When highly rated real estate agent Beth Smith Shuey works with sellers in the Midtown and South Charlotte areas where she specializes, she creates a punch list of items inside and out to address before listing a home. “Curb appeal is huge,” she says.
Top curb appeal priorities, she adds, include sprucing up the yard with green grass, spreading fresh mulch, trimming bushes and cleaning the exterior. Shuey also advises removing banners from the yard — a Duke flag might turn off a UNC fan, for example.
Home sellers should also fix rotten wood and peeling paint, as well as remove window screens, wash the windows and power wash the siding, driveway and sidewalk to make a better impression from the street.
“If somebody hasn’t taken care of the outside of the house, they’re probably not taking care of the inside either,” she says, adding it could even affect the selling price in a competitive market.
Real estate agents rated exterior projects, such as updating siding and windows or adding decks and sunrooms, as projects with the most return on investment in the Charlotte market, according to the 2013 Remodeling Cost vs. Value Report by the trade publication Remodeling.
Angie’s List member Venus Springs staged the East Charlotte home she recently sold inside but also addressed cosmetic issues with the yard to add more curb appeal. She says she paid less than $500 for the yard to be aerated and seeded, bushes trimmed, flower beds planted, and cracks in concrete repaired, but it paid off in multiple bids and a selling price above her asking price.
“When you know the market’s tight and you’re competing with people, you need to distinguish yourself,” Springs says. She says people who might not have found her online listing stopped while driving past the house. “I feel like it made a difference,” she says.
Highly rated Charlotte landscaper Kevin James says about 10 percent of his business at Kevin James Landscape comes from real estate agents who want to improve the curb appeal of properties that aren’t selling or aren’t yet on the market. He often sees overgrown plants and grass, an easy to address problem.
“You don’t go to a job interview if you haven’t shaved,” says James, adding that, you shouldn’t show a house with unmown grass.

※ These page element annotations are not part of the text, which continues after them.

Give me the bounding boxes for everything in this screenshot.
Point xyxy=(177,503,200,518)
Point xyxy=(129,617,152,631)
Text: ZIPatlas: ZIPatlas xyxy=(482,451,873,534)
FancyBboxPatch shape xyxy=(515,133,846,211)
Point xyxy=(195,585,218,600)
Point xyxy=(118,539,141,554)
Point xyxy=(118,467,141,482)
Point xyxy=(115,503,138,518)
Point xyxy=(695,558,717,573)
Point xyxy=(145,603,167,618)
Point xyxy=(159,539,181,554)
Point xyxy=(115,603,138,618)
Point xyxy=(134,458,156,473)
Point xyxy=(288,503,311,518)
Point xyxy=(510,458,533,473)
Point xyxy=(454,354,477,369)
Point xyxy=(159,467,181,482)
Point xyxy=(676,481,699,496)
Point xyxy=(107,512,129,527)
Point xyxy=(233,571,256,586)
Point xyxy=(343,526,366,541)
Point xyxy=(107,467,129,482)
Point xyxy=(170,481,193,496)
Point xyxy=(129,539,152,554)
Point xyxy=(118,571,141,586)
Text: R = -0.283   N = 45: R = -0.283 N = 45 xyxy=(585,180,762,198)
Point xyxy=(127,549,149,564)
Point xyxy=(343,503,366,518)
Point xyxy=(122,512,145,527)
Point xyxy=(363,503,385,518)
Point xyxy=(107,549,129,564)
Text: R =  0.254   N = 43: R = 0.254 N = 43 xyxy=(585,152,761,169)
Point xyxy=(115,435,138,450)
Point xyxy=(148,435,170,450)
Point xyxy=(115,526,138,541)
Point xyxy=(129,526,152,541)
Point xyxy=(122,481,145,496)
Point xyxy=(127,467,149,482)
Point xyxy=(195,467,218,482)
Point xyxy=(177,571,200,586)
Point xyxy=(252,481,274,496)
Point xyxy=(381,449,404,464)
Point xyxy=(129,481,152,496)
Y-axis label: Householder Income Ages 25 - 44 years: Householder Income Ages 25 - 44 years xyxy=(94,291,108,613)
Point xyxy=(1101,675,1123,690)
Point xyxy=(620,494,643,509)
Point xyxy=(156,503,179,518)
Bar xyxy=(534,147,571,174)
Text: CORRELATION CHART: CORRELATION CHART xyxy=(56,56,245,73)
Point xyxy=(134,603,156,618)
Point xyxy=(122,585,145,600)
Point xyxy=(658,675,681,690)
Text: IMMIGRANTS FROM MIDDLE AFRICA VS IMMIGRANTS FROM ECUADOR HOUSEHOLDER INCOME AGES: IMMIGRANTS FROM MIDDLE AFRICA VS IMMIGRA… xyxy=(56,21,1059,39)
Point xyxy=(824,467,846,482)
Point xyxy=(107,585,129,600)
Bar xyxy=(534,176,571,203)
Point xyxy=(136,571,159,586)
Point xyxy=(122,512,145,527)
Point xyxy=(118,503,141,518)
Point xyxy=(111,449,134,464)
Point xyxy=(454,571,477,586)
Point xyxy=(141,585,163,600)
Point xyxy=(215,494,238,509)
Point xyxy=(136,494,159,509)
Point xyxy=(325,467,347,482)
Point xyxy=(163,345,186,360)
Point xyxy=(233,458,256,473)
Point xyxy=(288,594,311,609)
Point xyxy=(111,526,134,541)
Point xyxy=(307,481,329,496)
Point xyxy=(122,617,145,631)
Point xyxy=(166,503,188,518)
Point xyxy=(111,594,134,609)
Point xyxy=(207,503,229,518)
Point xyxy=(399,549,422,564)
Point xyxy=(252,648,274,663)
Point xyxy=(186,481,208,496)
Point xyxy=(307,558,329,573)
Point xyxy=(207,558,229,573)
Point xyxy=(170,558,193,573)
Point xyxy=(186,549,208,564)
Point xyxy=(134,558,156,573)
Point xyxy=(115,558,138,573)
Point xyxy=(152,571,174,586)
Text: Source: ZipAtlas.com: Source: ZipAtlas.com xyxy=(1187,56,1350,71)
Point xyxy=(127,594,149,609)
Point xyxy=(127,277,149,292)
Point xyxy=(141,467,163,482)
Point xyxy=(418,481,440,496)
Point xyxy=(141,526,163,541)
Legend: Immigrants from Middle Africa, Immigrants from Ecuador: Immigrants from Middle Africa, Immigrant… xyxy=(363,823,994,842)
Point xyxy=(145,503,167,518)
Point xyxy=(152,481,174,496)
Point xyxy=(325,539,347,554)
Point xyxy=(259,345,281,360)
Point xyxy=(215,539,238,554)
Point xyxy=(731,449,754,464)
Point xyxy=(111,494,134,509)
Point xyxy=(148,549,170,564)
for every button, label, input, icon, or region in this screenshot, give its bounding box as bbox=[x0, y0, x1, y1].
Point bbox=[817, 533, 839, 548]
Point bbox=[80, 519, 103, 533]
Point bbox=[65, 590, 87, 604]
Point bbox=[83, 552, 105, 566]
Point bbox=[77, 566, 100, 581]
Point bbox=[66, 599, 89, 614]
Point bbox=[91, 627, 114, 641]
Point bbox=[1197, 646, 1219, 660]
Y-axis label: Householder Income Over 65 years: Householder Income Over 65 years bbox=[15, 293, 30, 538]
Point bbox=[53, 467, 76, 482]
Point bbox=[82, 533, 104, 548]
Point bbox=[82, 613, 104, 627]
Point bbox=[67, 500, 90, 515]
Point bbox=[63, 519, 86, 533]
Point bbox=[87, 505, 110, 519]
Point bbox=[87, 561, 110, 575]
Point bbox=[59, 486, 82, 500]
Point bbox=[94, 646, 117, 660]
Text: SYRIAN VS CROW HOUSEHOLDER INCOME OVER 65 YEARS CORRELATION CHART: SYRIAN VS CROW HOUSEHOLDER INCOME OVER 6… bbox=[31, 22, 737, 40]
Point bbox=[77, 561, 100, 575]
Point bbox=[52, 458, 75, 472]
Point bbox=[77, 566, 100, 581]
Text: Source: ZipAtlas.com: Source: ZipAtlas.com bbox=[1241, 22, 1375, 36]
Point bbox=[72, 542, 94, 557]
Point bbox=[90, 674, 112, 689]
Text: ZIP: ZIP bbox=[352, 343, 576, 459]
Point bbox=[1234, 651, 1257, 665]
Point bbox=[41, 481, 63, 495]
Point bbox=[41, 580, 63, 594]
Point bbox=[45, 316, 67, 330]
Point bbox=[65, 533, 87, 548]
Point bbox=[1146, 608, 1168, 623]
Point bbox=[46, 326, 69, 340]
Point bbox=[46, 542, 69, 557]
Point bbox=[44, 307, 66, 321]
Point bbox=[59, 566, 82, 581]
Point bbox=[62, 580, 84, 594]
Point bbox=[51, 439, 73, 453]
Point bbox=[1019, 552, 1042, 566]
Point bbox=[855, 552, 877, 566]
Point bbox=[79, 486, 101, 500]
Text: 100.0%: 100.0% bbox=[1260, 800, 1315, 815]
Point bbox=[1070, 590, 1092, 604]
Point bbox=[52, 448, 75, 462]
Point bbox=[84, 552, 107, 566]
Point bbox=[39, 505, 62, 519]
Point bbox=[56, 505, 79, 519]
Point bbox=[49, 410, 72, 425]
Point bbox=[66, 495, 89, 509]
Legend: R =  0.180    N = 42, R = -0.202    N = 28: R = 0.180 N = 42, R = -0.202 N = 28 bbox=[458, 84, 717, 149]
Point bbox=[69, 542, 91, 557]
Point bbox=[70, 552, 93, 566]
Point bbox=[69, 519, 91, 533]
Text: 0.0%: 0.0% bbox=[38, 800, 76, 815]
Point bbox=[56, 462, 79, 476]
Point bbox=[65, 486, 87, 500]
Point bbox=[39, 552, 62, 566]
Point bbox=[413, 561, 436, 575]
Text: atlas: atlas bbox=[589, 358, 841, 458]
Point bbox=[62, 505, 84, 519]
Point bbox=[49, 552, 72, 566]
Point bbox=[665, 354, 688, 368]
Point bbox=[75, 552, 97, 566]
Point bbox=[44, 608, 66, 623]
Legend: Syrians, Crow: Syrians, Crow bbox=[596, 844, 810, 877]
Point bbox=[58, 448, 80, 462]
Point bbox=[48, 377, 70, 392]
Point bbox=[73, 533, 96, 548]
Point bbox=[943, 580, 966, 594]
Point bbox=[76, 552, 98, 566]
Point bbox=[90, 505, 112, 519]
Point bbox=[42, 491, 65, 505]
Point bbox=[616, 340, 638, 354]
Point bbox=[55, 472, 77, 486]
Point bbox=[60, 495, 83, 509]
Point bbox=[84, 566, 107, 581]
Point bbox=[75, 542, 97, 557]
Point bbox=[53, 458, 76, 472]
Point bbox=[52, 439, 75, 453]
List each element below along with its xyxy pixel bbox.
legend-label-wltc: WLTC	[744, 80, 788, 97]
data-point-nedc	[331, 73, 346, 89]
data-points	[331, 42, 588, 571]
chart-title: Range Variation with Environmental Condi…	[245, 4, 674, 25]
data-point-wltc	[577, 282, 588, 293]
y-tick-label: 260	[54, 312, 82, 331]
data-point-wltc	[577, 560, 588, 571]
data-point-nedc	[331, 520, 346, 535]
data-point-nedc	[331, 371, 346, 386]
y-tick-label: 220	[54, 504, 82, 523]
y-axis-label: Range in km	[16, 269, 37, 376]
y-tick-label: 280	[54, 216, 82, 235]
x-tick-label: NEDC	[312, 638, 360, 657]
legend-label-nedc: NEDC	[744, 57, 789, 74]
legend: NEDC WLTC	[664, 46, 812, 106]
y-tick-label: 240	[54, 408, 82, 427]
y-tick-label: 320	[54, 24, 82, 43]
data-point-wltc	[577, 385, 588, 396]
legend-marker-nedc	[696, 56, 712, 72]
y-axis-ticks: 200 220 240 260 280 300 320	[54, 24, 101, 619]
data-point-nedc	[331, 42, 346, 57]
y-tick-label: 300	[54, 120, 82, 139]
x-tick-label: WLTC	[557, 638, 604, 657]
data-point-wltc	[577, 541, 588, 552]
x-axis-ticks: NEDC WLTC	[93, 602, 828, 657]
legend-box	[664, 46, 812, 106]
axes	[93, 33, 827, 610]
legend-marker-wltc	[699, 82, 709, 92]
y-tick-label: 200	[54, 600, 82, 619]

For about $2,000, he says his design and build Charlotte landscape firm provides the basics, including seeding grass, mulching and planting in-season flowers, especially during prime home selling season from late spring to early summer. For a few thousand more, they can up curb appeal by adding a bit of “wow” to the landscape with a unique decorative patio, lighting or water feature. Besides enticing potential home buyers, he says, those exterior renovations add value to the sales price.
“Make sure everything is neat and clean, your annuals are in the right season, and your plants are groomed,” he says. “And make sure the litter is cleaned up.”